One feature that helps make Ms. Popova’s work so popular is the visual style of her entries, with catchy graphics, abundant photographs and whimsical illustrations. In some ways, this reflects her personal style: she favors simple black clothes, highlighted by playful yellow accessories, including a yellow Lego ring and yellow clogs. Her apartment is filled with yellow boxing gloves, a yellow fire extinguisher and a giant yellow Lego piece.
But her commercial instincts are rooted in a deeper place. Coming of age in post-communist Eastern Europe, Ms. Popova developed an interest in consumerism, “the notion of people making sense of themselves through stuff, through what they own and what they buy.” Brain Pickings takes ideas that are abstract, even arcane, and repackages them in a perky, Warhol way, which makes them accessible to the masses. One word that comes to mind is “bourgeois.”
“What it reminds me of,” said Edward Tufte, the Yale professor emeritus of computer science, statistics and political science, “is there was a great series of interviews with authors in ‘The Paris Review.’ I read those over and over for inspiration but also to try to understand the meaning of a creative life.”
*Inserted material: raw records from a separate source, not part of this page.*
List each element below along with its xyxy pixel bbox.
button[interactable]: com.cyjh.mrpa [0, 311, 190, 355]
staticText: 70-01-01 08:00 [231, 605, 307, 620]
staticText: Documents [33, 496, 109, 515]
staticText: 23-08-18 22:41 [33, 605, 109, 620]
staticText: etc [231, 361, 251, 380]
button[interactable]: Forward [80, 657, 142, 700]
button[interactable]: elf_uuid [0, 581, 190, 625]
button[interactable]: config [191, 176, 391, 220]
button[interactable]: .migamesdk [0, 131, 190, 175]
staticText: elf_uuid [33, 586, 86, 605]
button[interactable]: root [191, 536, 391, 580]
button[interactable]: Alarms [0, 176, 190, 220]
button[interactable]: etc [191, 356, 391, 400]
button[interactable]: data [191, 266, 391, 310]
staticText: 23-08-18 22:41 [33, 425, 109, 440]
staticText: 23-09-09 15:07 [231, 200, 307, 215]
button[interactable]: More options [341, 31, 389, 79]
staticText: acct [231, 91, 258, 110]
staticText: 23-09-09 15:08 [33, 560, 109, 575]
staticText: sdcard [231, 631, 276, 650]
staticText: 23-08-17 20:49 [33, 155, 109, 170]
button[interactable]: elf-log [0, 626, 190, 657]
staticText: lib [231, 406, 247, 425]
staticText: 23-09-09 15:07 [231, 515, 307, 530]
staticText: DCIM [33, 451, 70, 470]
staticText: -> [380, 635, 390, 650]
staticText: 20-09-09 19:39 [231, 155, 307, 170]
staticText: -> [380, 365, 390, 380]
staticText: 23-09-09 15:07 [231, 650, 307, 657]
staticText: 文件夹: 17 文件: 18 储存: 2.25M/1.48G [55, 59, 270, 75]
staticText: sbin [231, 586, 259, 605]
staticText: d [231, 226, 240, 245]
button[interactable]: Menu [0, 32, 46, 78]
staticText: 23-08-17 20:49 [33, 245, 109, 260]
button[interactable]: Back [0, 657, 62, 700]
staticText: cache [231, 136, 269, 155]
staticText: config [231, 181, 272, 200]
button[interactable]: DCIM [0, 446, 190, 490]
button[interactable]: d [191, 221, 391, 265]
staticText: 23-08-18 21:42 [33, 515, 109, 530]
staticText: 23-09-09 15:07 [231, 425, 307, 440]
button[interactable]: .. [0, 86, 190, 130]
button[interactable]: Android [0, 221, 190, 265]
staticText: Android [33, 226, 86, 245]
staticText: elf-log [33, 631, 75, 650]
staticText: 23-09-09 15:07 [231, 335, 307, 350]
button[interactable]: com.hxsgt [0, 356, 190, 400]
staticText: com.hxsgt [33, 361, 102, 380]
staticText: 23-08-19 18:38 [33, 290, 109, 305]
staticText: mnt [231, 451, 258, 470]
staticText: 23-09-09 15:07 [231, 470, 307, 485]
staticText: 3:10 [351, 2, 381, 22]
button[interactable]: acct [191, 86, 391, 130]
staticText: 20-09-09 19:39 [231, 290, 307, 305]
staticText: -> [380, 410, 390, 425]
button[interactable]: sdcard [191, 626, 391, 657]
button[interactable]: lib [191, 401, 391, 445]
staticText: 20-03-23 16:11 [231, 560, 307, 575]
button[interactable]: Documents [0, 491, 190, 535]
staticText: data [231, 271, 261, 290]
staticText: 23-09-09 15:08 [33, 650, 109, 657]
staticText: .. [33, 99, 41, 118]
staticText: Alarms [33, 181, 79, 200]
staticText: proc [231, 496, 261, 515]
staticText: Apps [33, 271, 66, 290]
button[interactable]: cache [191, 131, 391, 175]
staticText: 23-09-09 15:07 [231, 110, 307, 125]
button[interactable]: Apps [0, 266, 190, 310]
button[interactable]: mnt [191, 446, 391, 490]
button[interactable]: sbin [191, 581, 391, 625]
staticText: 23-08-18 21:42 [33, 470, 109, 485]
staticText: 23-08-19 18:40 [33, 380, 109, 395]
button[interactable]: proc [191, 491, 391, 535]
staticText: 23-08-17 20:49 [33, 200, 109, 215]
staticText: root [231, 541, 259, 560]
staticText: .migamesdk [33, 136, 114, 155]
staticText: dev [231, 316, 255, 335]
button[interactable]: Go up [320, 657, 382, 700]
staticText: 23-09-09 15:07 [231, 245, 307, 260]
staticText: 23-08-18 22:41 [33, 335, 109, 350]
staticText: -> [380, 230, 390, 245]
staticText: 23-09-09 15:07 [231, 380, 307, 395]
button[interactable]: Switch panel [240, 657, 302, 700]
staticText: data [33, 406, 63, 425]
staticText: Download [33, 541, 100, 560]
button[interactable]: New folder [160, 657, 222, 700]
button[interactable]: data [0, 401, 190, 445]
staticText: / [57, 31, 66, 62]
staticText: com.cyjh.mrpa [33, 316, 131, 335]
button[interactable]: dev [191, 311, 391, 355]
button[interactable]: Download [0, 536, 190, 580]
She has faced criticism, of course. She has been dismissed as elitist and condescending. An initiative she helped start last spring, the Curator’s Code, which called for more respect and attribution in the Twittersphere, was harshly criticized. Ms. Popova responded in a blog post that began, “In times of turmoil, I often turn to one of my existential pillars of comfort: Albert Einstein’s ‘Ideas and Opinion.’ ” She ended with this thought: “There is a way to critique intelligently and respectfully, without eroding the validity of your disagreement. It boils down to manners.”
As for her future, Ms. Popova said she had little interest in expanding her brand. “I get asked all the time, ‘How’s it going to scale?’ ‘What’s next?’ ” she said. “What I do is what I do, and I don’t think I’m ever going to change that.” The woman who rails against her contemporaries for turning their backs on old books said she had no interest in writing one. “That’s such an antiquated model of thinking,” she said. “Why would I want to write something that’s going to have the shelf life of a banana?”
Instead, she is committed to the Internet. “So much of what the Web is presenting lowers people down,” she said. “What Paris Hilton ate for breakfast”; by contrast, the vast majority of its gems remain untapped.
Brain Pickings is her attempt to create a 21st-century library, as she put it. “I want to build a new framework for what information matters,” she said. In effect, she wants to recreate the portals she first viewed the world through as a child — the library science of her mother and the encyclopedia of her grandmother.
And if she’s able to do that? “I’ll feel stimulated,” she said, “like I’m learning.”